Modulation of the Ca2+ channel voltage sensor and excitation-contraction coupling by silver.

Ag+ (0.5-10 microM) is known to produce a transient contraction of intact frog skeletal muscle fibers followed by complete inhibition of excitation-contraction (E-C) coupling. We have carried out physiological and biochemical experiments to investigate the basis of this effect. Dihydropyridine (DHP) Ca2+ channel blockers, which inhibit the voltage sensor of the Ca2+ channel, completely inhibit Ag+ contractions. Removal of extracellular Ca2+, or blockade of Ca2+ entry with cadmium, does not inhibit Ag+ contractions. Activation of the Ca2+ channel's voltage sensor with the Ca2+ channel agonists Bay K 8644 or with perchlorate, potentiates the Ag(+)-induced contraction.

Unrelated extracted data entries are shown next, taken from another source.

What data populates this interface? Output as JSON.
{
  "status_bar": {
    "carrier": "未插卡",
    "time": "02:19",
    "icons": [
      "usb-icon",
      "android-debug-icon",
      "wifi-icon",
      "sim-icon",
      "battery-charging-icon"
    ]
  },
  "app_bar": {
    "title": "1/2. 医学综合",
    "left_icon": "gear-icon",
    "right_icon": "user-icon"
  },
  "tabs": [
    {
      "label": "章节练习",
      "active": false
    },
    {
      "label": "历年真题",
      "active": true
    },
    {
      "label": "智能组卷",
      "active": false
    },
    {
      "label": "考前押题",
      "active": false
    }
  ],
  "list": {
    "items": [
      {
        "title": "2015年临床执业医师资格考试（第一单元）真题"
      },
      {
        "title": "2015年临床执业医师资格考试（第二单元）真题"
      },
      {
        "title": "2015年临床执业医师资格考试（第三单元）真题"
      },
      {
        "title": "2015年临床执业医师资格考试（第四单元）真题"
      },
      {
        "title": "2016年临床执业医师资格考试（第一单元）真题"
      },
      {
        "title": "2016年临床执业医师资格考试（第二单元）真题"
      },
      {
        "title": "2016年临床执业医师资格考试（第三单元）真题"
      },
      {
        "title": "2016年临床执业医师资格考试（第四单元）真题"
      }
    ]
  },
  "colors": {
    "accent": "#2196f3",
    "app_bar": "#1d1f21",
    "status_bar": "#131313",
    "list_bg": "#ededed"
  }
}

Ag+ binds to the partially purified rabbit skeletal muscle Ca2+ channel and inhibits DHP binding (IC50 = 1.1 microM) and sulfhydryl (SH) reactivity (IC50 = 0.11 microM) over the concentration range where it inhibits E-C coupling. Oxidation of free SH groups by H2O2 or their reaction with DTNB prevents Ag+ contractions, while DTT reduction of oxidized SH groups restores Ag+ contractions. These results suggest that Ag+ binds to critical SH groups on the DHP receptor Ca2+ channel, resulting in modification of the channel's voltage sensor and the failure of E-C coupling.